In August, Gas Rebate raised $ 2.77 in a 529 account to her 5-year-old daughter Molly. “I know, it doesn’t sound much,” says McCarey, director of financial aid at the University of Wisconsin-Parkside. “But it’s surprising how quickly it all adds up.” In five years through Upramies, McClory has saved over $ 1,600 in Molly’s 529. In the grand scheme of things, $ 1,600 is probably a drop in the bucket of what many colleges need to pay. But parents who use the 529 plans – and have been told that people sponsoring these tax-saving savings and investment accounts – are realizing that it is the little things that matter.
Since the introduction of the 529 schemes, these accounts, which are offered by almost every state, have grown in popularity. Approximately $ 105 billion has been invested in 80 or so 529 plans that parents can choose from (you are not limited to just your state plan) at nearly twice the 2004 level. 529 assets are expected to double again by 2010 according to an estimate by the Financial Research Corporation.

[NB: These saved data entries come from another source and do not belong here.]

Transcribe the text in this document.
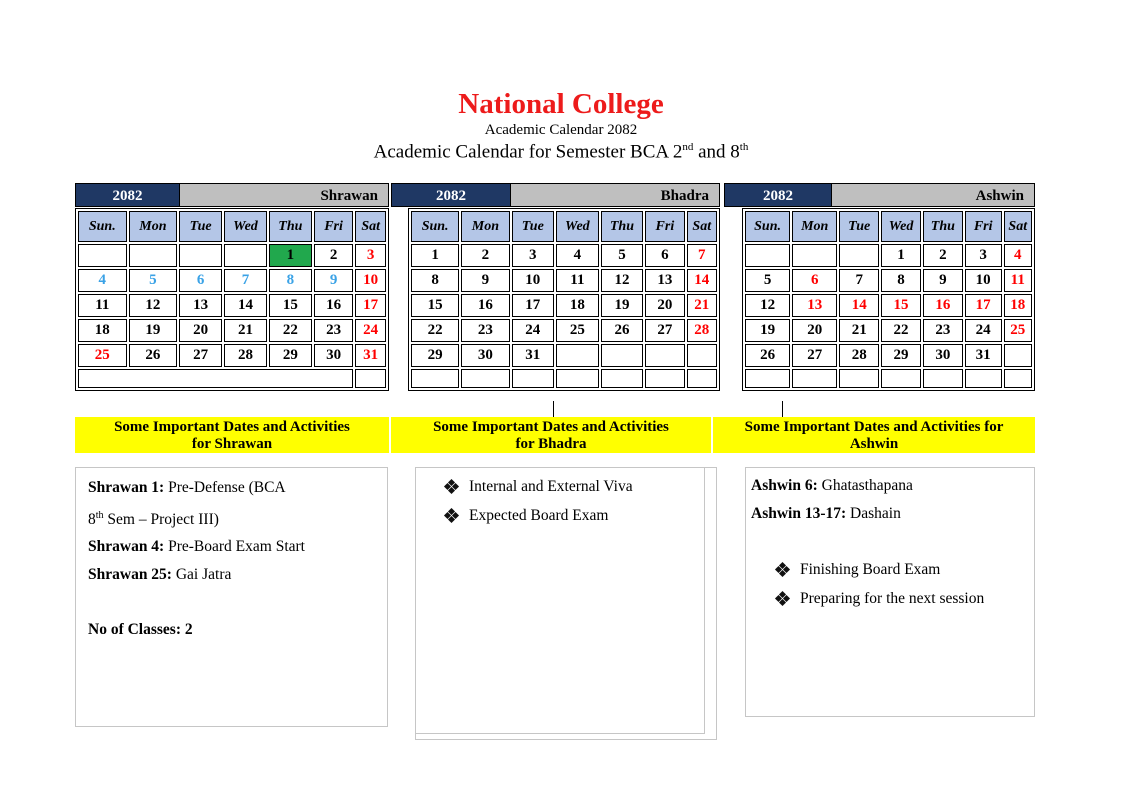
National College
Academic Calendar 2082
Academic Calendar for Semester BCA 2nd and 8th
2082	Shrawan
Sun.	Mon	Tue	Wed	Thu	Fri	Sat
				1	2	3
4	5	6	7	8	9	10
11	12	13	14	15	16	17
18	19	20	21	22	23	24
25	26	27	28	29	30	31

2082	Bhadra
Sun.	Mon	Tue	Wed	Thu	Fri	Sat
1	2	3	4	5	6	7
8	9	10	11	12	13	14
15	16	17	18	19	20	21
22	23	24	25	26	27	28
29	30	31				

2082	Ashwin
Sun.	Mon	Tue	Wed	Thu	Fri	Sat
			1	2	3	4
5	6	7	8	9	10	11
12	13	14	15	16	17	18
19	20	21	22	23	24	25
26	27	28	29	30	31	

Some Important Dates and Activities
for Shrawan
Some Important Dates and Activities
for Bhadra
Some Important Dates and Activities for
Ashwin
Shrawan 1: Pre-Defense (BCA
8th Sem – Project III)
Shrawan 4: Pre-Board Exam Start
Shrawan 25: Gai Jatra
No of Classes: 2
Internal and External Viva
Expected Board Exam
Ashwin 6: Ghatasthapana
Ashwin 13-17: Dashain
Finishing Board Exam
Preparing for the next session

The development follows major reforms for 529, which was named in 1997 for the section of the tax code giving rise to accounts such as 401 (k). Withdrawals from 529 were taxed at the rate of a child. not anymore. First, the federal government temporarily made withdrawals for qualified educational expenses completely tax-free. Last year, Congress made tax-free withdrawals permanent.
Stacking up college-savings rebates
Three major college rebate programs help shoppers save for school, some money at a time.

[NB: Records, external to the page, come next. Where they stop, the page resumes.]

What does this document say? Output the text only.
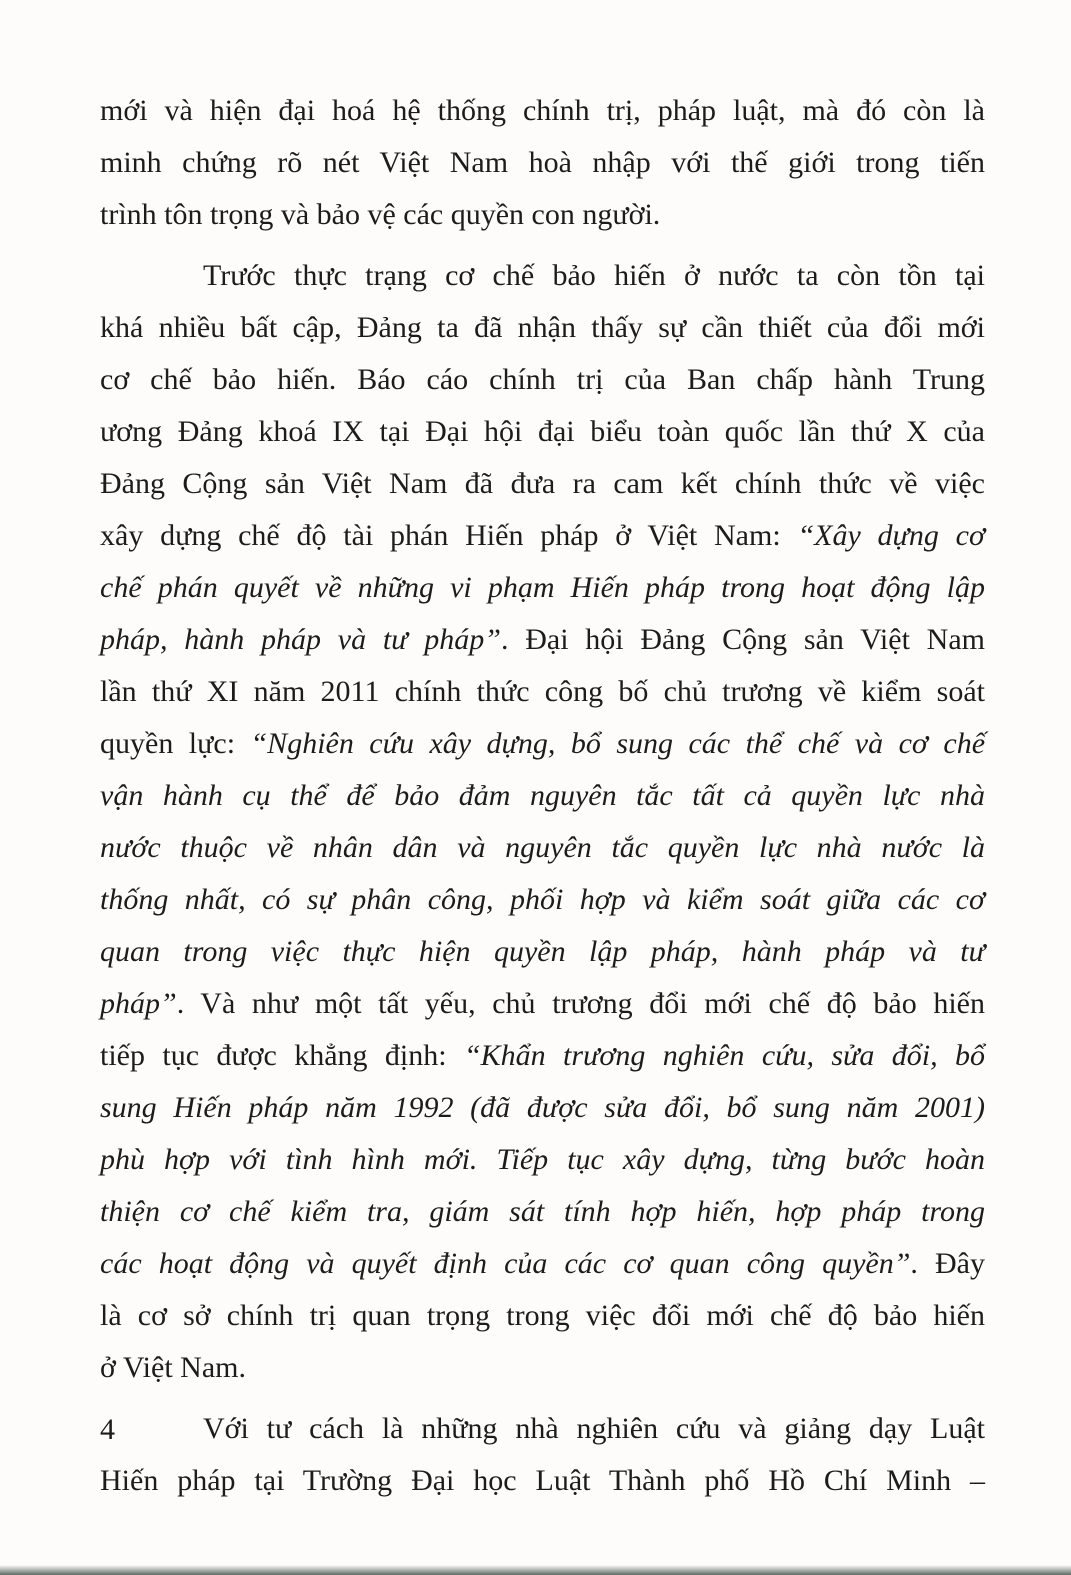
mới và hiện đại hoá hệ thống chính trị, pháp luật, mà đó còn là
minh chứng rõ nét Việt Nam hoà nhập với thế giới trong tiến
trình tôn trọng và bảo vệ các quyền con người.

Trước thực trạng cơ chế bảo hiến ở nước ta còn tồn tại
khá nhiều bất cập, Đảng ta đã nhận thấy sự cần thiết của đổi mới
cơ chế bảo hiến. Báo cáo chính trị của Ban chấp hành Trung
ương Đảng khoá IX tại Đại hội đại biểu toàn quốc lần thứ X của
Đảng Cộng sản Việt Nam đã đưa ra cam kết chính thức về việc
xây dựng chế độ tài phán Hiến pháp ở Việt Nam: “Xây dựng cơ
chế phán quyết về những vi phạm Hiến pháp trong hoạt động lập
pháp, hành pháp và tư pháp”. Đại hội Đảng Cộng sản Việt Nam
lần thứ XI năm 2011 chính thức công bố chủ trương về kiểm soát
quyền lực: “Nghiên cứu xây dựng, bổ sung các thể chế và cơ chế
vận hành cụ thể để bảo đảm nguyên tắc tất cả quyền lực nhà
nước thuộc về nhân dân và nguyên tắc quyền lực nhà nước là
thống nhất, có sự phân công, phối hợp và kiểm soát giữa các cơ
quan trong việc thực hiện quyền lập pháp, hành pháp và tư
pháp”. Và như một tất yếu, chủ trương đổi mới chế độ bảo hiến
tiếp tục được khẳng định: “Khẩn trương nghiên cứu, sửa đổi, bổ
sung Hiến pháp năm 1992 (đã được sửa đổi, bổ sung năm 2001)
phù hợp với tình hình mới. Tiếp tục xây dựng, từng bước hoàn
thiện cơ chế kiểm tra, giám sát tính hợp hiến, hợp pháp trong
các hoạt động và quyết định của các cơ quan công quyền”. Đây
là cơ sở chính trị quan trọng trong việc đổi mới chế độ bảo hiến
ở Việt Nam.

Với tư cách là những nhà nghiên cứu và giảng dạy Luật
Hiến pháp tại Trường Đại học Luật Thành phố Hồ Chí Minh –

4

* Discounts are not included in over 7,000 restaurants.
Source: USN and WR
What’s more, property held in 529s and most college savings vehicles is not considered a child, even though the student beneficiary technically owns the account. This is a big help when it comes time to apply for college financial aid, as the federal aid formula treats up to 20 percent of a child’s property to be paid for college as fair play (5.6 percent for parents ).
“The big battle has been won,” says John Heywood, a head of the Vanguard Group, who heads the mutual fund company’s education savings plans. Now, states and parents should focus their attention on small issues:
Fee. Competition among financial services firms is reducing the 529 plan fees and expenditures, often with state plans put in rebellion for firms that manage them. Take Fidelity. Last year, the mutual fund giant won the contract for California’s Direct-Sale 529, managed by TIAA-CREF (sold through a separate California 529 plan brokers). Nishtha agreed to expand the plan’s investment options and include a low-cost index-fund option, which charges just 0.5 percent in annual management fees compared to funds previously offered.
While the difference in annual fees of 0.5 percent and, say, 1 percent may seem minor, it may climb up. Suppose you invest $ 20,000 in the same investments in two different 529 plans. And suppose both earn 8 percent a year. But Plan A charges 1 percent of the total annual management fee, giving you a net return of 7 percent annually. And Plan B charges just 0.5 percent for a net profit of 7.5 percent. For over 18 years, you will earn $ 5,900 more in Plan B.
Investment Options. More schemes are now offering families the option of investing in actively managed funds or low-cost index funds, which simply invest in all stocks or bonds in one market index. And banking products like certificates of deposit have moved to 529. Plans in Arizona, Hawaii, Montana, and Ohio offer all parents the choice to invest college savings dollars in CDs, saving parents from market losses as their children near college age Will appeal to protect
Tax deduction. While more than 30 states offer state tax to their residents to invest in 529, most of these breaks are available only to parents who opt for the state plan. But now some states, including Kansas, Maine and Pennsylvania, are offering state tax cuts to residents who put money into any 529 plan. It is too soon to tell if this is the beginning of a real trend, but similar tax parity laws have been introduced in about a dozen other states.
concession. Whatever states do, parents can help themselves by using 529-bound waiver programs. They include Upprize, Babymint and Little Grad. Each site offers discounts every time you make a purchase at a fellow merchant, and those savings can eventually be credited to a college savings account.
Of course, families can save more by purchasing low-priced merchandise than hunting for discounts for name-brand goods. And some basic credit cards offer customers a discount of 2 percent on many purchases.
But Lisa Roll, a sub-member who works as a financial advisor, wonders what are the odds that you will take every last penny of savings through a basic rebate credit card and give it to your child. For 529. “That way, at least, you can put everything on autopilot,” Roll says. And getting college finance on autopilot is certainly a small way parents can get amazingly large savings in their 529.